AVIS : Le Japon est invité à mettre en place des chaînes d’approvisionnement multicouches après le séisme de Kumamoto
TOKYO – De nombreuses usines soutenant des industries japonaises clés ont été endommagées lors des tremblements de terre de Kumamoto du 28 juillet, perturbant l’approvisionnement en pièces automobiles et obligeant Nissan Motor Co., Honda Motor Co. et Toyota Motor Corp. à interrompre leurs chaînes de production pendant un certain temps.
La production automobile dépend d’une chaîne d’approvisionnement complexe construite par des entreprises individuelles qui fabriquent un grand nombre de pièces, et même un arrêt de l’approvisionnement d’un seul composant peut paralyser les chaînes de production à travers le Japon. C’est ce qui s’est produit après les tremblements de terre de Kumamoto il y a dix ans et une situation similaire s’est répétée après le dernier tremblement de terre.
La préfecture de Kumamoto a attiré des usines en se présentant comme une zone sûre avec peu de catastrophes naturelles, en attirant des usines de nombreuses entreprises bien connues de tout le Japon et en devenant le cœur du cluster « Silicon Island » où sont concentrées les bases de production de semi-conducteurs. Mais cette fois, ces groupes d’usines ont également été touchés, entraînant des conséquences telles que des fermetures temporaires.
Pour se préparer à des crises telles que les catastrophes naturelles, les entreprises ont élaboré des plans de continuité d’activité, mais les PCA se sont largement concentrés sur des mesures centrées sur chaque entreprise : comment maintenir les opérations normales et comment se rétablir rapidement même en cas de sinistre.
D’un autre côté, les mesures visant à maintenir les activités et les lignes de production lorsque les réseaux d’approvisionnement en pièces détachées et autres intrants sont interrompus par des catastrophes pourraient encore s’avérer insuffisantes.
Ce qui est essentiel à la continuité des activités, c’est de mettre en place des dispositifs de secours pour les réseaux d’approvisionnement.
Il est important de construire des réseaux d’approvisionnement multicouches en tirant parti des réseaux de l’industrie et des groupes d’entreprises en temps normal, et les tentatives d’intégration de cette approche dans les PCA pourraient être qualifiées de « PCA de type chaîne d’approvisionnement ».
Il est également possible de construire des réseaux d’approvisionnement grâce à la coordination et à la coopération avec d’autres industries et d’autres entreprises au sein des régions et districts où se trouvent les entreprises et les usines.
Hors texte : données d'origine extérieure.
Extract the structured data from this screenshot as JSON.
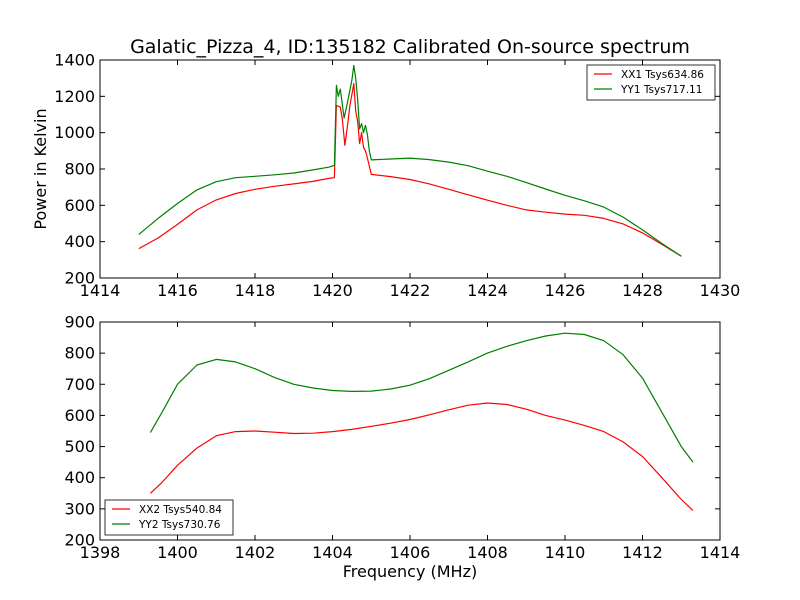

Les tentatives visant à créer des PCA qui aident à se procurer les pièces et les matières premières nécessaires de cette manière pourraient également être décrites comme des « PCA de type zone ».
Les entreprises devraient utiliser ces méthodes pour augmenter autant que possible l’efficacité de leurs PCA.
Des perturbations de la chaîne d’approvisionnement peuvent également survenir lors de crises internationales. Les fabricants japonais qui dépendaient d’usines étrangères ont subi des coups durs en raison des inondations massives en Thaïlande en 2011 et de la propagation des infections au COVID-19 qui se sont intensifiées en 2020.
L’invasion de l’Ukraine par la Russie a perturbé les exportations de blé, fait grimper les prix et a eu un impact dévastateur sur l’industrie alimentaire, et la fermeture du détroit d’Ormuz déclenchée par l’attaque américaine contre l’Iran a coupé les réseaux d’approvisionnement en pétrole, en naphta et en produits plastiques.
Comme le montrent ces exemples, les crises qui perturbent les réseaux d’approvisionnement sont diverses : il ne s’agit pas seulement de catastrophes naturelles, mais aussi de guerres et de conflits, ainsi que d’épidémies mondiales de maladies infectieuses. Pour le Japon, qui dépend de sources étrangères pour une grande partie de ses ressources et de sa nourriture, le maintien de réseaux d’approvisionnement mondiaux peut être considéré comme un thème important de sécurité économique.
C’est pourquoi les entreprises japonaises ont besoin d’une posture leur permettant de répondre à toutes les crises destructrices et elles devraient être incitées à construire des systèmes robustes qui forment des réseaux d’approvisionnement multicouches et permettent la continuité de leurs activités en toutes circonstances. À cette fin, je propose d’utiliser l’expérience du dernier tremblement de terre de Kumamoto pour revoir les réseaux d’approvisionnement.
Mitsuru Fukuda, né en 1969, est professeur au College of Risk Management de l’Université Nihon et est titulaire d’un doctorat en sciences politiques spécialisé dans les études sur la gestion des crises et les contre-mesures en cas de catastrophe.